It depends on the data, not the situation. How's that?
FLD_4 is doubtful that you would want/need and index on it. This assumes an even
distribution of both values (ie. male/female).
Since you would be scanning half the table anyway, an index won't really help. Now if it's
not an even distribution, like people
under/over 70, and you will always be searching on people above 70, then an index may help
since it will narrow the records down
considerably.
You really have to match cardinality with distribution of values. An index should allow
you to quickly narrow the set of records
that need to be analyzed. Cutting out half the records isn't going to help much, it's
quicker just to read through the entire file
sequentially than jump around to 50% of the records individually.

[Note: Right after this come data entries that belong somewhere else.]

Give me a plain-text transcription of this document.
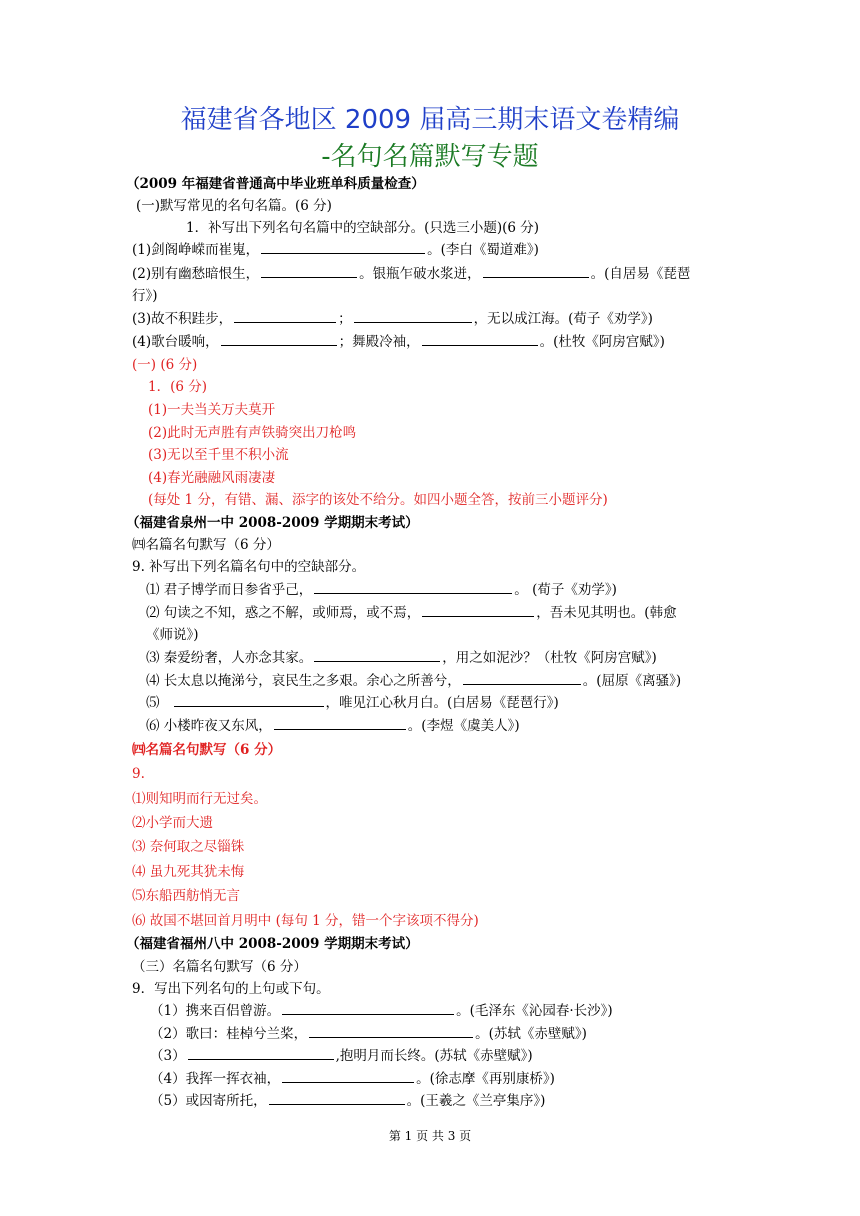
福建省各地区 2009 届高三期末语文卷精编
-名句名篇默写专题
（2009 年福建省普通高中毕业班单科质量检查）
(一)默写常见的名句名篇。(6 分)
1．补写出下列名句名篇中的空缺部分。(只选三小题)(6 分)
(1)剑阁峥嵘而崔嵬，	。(李白《蜀道难》)
(2)别有幽愁暗恨生，	。银瓶乍破水浆迸，	。(自居易《琵琶
行》)
(3)故不积跬步，	；	，无以成江海。(荀子《劝学》)
(4)歌台暖响，	；舞殿冷袖，	。(杜牧《阿房宫赋》)
(一) (6 分)
1．(6 分)
(1)一夫当关万夫莫开
(2)此时无声胜有声铁骑突出刀枪鸣
(3)无以至千里不积小流
(4)春光融融风雨凄凄
(每处 1 分，有错、漏、添字的该处不给分。如四小题全答，按前三小题评分)
（福建省泉州一中 2008-2009 学期期末考试）
㈣名篇名句默写（6 分）
9. 补写出下列名篇名句中的空缺部分。
⑴ 君子博学而日参省乎己，	。 (荀子《劝学》)
⑵ 句读之不知，惑之不解，或师焉，或不焉，	，吾未见其明也。(韩愈
《师说》)
⑶ 秦爱纷奢，人亦念其家。	，用之如泥沙？（杜牧《阿房宫赋》)
⑷ 长太息以掩涕兮，哀民生之多艰。余心之所善兮，	。(屈原《离骚》)
⑸	，唯见江心秋月白。(白居易《琵琶行》)
⑹ 小楼昨夜又东风，	。(李煜《虞美人》)
㈣名篇名句默写（6 分）
9.
⑴则知明而行无过矣。
⑵小学而大遗
⑶ 奈何取之尽锱铢
⑷ 虽九死其犹未悔
⑸东船西舫悄无言
⑹ 故国不堪回首月明中 (每句 1 分，错一个字该项不得分)
（福建省福州八中 2008-2009 学期期末考试）
（三）名篇名句默写（6 分）
9．写出下列名句的上句或下句。
（1）携来百侣曾游。	。(毛泽东《沁园春·长沙》)
（2）歌曰：桂棹兮兰桨，	。(苏轼《赤壁赋》)
（3）	,抱明月而长终。(苏轼《赤壁赋》)
（4）我挥一挥衣袖，	。(徐志摩《再别康桥》)
（5）或因寄所托，	。(王羲之《兰亭集序》)
第 1 页 共 3 页
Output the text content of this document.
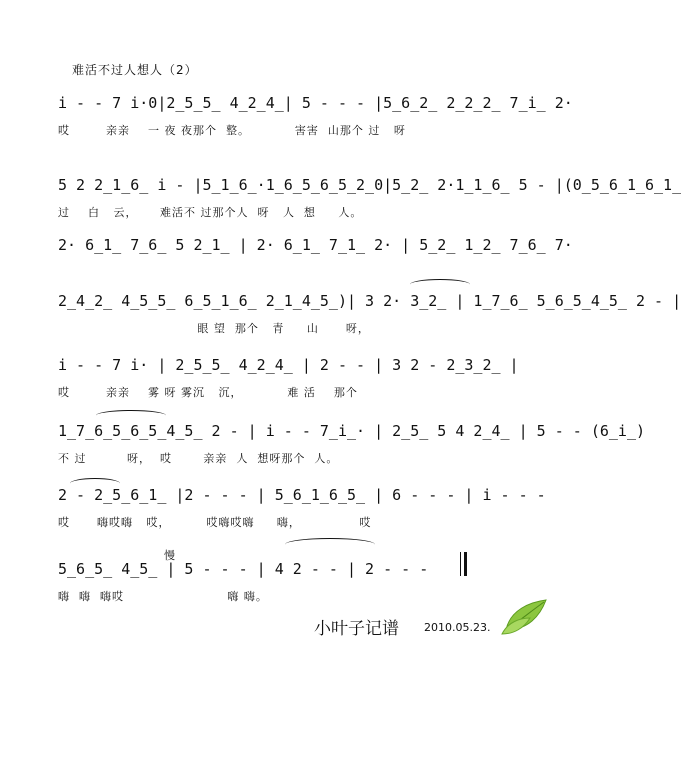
难活不过人想人（2）
i - - 7 i·0|2̲5̲5̲ 4̲2̲4̲| 5 - - - |5̲6̲2̲ 2̲2̲2̲ 7̲i̲ 2·
哎        亲亲    一 夜 夜那个  整。          害害  山那个 过   呀
5 2 2̲1̲6̲ i - |5̲1̲6̲·1̲6̲5̲6̲5̲2̲0|5̲2̲ 2·1̲1̲6̲ 5 - |(0̲5̲6̲1̲6̲1̲
过    白   云，     难活不 过那个人  呀   人  想     人。
2· 6̲1̲ 7̲6̲ 5 2̲1̲ | 2· 6̲1̲ 7̲1̲ 2· | 5̲2̲ 1̲2̲ 7̲6̲ 7·
2̲4̲2̲ 4̲5̲5̲ 6̲5̲1̲6̲ 2̲1̲4̲5̲)| 3 2· 3̲2̲ | 1̲7̲6̲ 5̲6̲5̲4̲5̲ 2 - |
眼 望  那个   青     山      呀，
i - - 7 i· | 2̲5̲5̲ 4̲2̲4̲ | 2 - - | 3 2 - 2̲3̲2̲ |
哎        亲亲    雾 呀 雾沉   沉，          难 活    那个
1̲7̲6̲5̲6̲5̲4̲5̲ 2 - | i - - 7̲i̲· | 2̲5̲ 5 4 2̲4̲ | 5 - - (6̲i̲)
不 过         呀，  哎       亲亲  人  想呀那个  人。
2 - 2̲5̲6̲1̲ |2 - - - | 5̲6̲1̲6̲5̲ | 6 - - - | i - - -
哎      嗨哎嗨   哎，        哎嗨哎嗨     嗨，             哎
5̲6̲5̲ 4̲5̲ | 5 - - - | 4 2 - - | 2 - - -
嗨  嗨  嗨哎                       嗨 嗨。
慢
小叶子记谱 2010.05.23.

----- Original Message -----
From: "Ratheesh K J" <ratheesh.kj@stripped>
To: <mysql@stripped>
Sent: Friday, August 04, 2006 6:15 AM
Subject: Another question on Cardinality??
Hello all,
Another question on cardinality.
Consider a table with 1000 rows and columnns. Details of the columns are as below:
FLD_1 - int - cardinality 1000 - PRIMARY KEY
FLD_2 - tinyint- cardinality 400
FLD_3 - varchar - cardinality 10
FLD_4 - varchar - cardinality 2
FLD_5 - varchar - cardinality 5
Assuming that cardinality exactly is the number of distinct values for that column, Which
are the fields that is best for indexing
for the table.
Is it meaningful for me to index FLD_3, FLD_4 and FLD_5 knowing that their cardinality is
always going to be the same?
There are certain scenarios wherein I have queries on the tables as below:
1) Select * from table where FLD_4 = 1;
2) Select * from table where FLD_5 = 3;
3) Select * from table where FLD_3 >1 AND FLD_5 < 6;
considering all the above cases, what should I conclude? should I have indexes on these
three fields?
Looking for a specific answer than a "depend on situation" kind of an answer.